Overview

BLAST is public domain software.

Public-domain software is software that has been placed in the public domain, in other words, software for which there is absolutely no ownership such as copyright, trademark, or patent. Software in the public domain can be modified, distributed, or sold even without any attribution by anyone; this is unlike the common case of software under exclusive copyright, where licenses grant limited usage rights.

Web service interface

The NCBI supports RESTful interface to programmatically submit BLAST searches. Users of the service at the NCBI should respect the usage guidelines below.

REST

A RESTful interface is supported for submission of BLAST searches via an HTTP based interface.

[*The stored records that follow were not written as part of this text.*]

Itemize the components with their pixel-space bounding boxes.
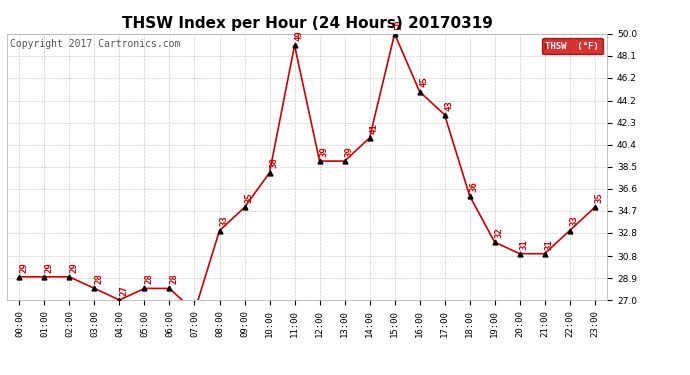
Text: 36: 36 <box>469 181 478 192</box>
Title: THSW Index per Hour (24 Hours) 20170319: THSW Index per Hour (24 Hours) 20170319 <box>121 16 493 31</box>
Text: 31: 31 <box>520 239 529 249</box>
Text: 35: 35 <box>594 192 603 203</box>
Text: 33: 33 <box>219 216 228 226</box>
Text: 49: 49 <box>294 30 303 41</box>
Text: 38: 38 <box>269 158 278 168</box>
Text: 35: 35 <box>244 192 253 203</box>
Text: 29: 29 <box>44 262 53 273</box>
Text: Copyright 2017 Cartronics.com: Copyright 2017 Cartronics.com <box>10 39 180 49</box>
Text: 31: 31 <box>544 239 553 249</box>
Text: 26: 26 <box>0 374 1 375</box>
Text: 39: 39 <box>344 146 353 157</box>
Text: 45: 45 <box>420 77 428 87</box>
Legend: THSW  (°F): THSW (°F) <box>542 38 602 54</box>
Text: 41: 41 <box>369 123 378 134</box>
Text: 29: 29 <box>19 262 28 273</box>
Text: 29: 29 <box>69 262 78 273</box>
Text: 28: 28 <box>169 273 178 284</box>
Text: 32: 32 <box>494 227 503 238</box>
Text: 39: 39 <box>319 146 328 157</box>
Text: 43: 43 <box>444 100 453 111</box>
Text: 33: 33 <box>569 216 578 226</box>
Text: 28: 28 <box>144 273 153 284</box>
Text: 50: 50 <box>394 19 403 30</box>
Text: 27: 27 <box>119 285 128 296</box>
Text: 28: 28 <box>94 273 103 284</box>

Searches are submitted to the NCBI servers. Documentation and sample perl code are available. This is a public resource, so usage limitations apply. Projects that involve a large number of BLAST searches should use the RESTful interface at a cloud provider or stand-alone BLAST.

Usage Guidelines

The NCBI BLAST servers are a shared resource. We give priority to interactive users. In order to ensure availability of the service to the entire community, we may limit searches for some high volume users. Interactive users of the NCBI webpages through a web browser should not encounter problems. We will move searches of users who submit more than 100 searches in a 24 hour period to a slower queue, or, in extreme cases, will block the requests. To avoid problems, API users should comply with the following guidelines:

  • Do not contact the server more often than once every 10 seconds.

  • Do not poll for any single RID more often than once a minute.

  • Use the URL parameter email and tool, so that the NCBI can contact you if there is a problem.

  • Run scripts weekends or between 9 pm and 5 am Eastern time on weekdays if more than 50 searches will be submitted.

BLAST often runs more efficiently if multiple queries are sent as one search rather than if each query is sent as an individual search. This is especially true for blastn, megablast, and tblastn. If your queries are short (less than a few hundred bases) we suggest you merge them into one search of up to 1,000 bases

The NCBI servers are a shared resource and not intended for projects that involve a large number of BLAST searches. We provide the Stand-alone BLAST+ binaries, Docker Image and Elastic BLAST for these purposes.

C++ Toolkit implementation

The currently-maintained implementation of BLAST is part of the NCBI C++ Toolkit.

The algorithm core is written in C and a documented C++ API is available.

The source code may be downloaded by FTP and browsed with LXR.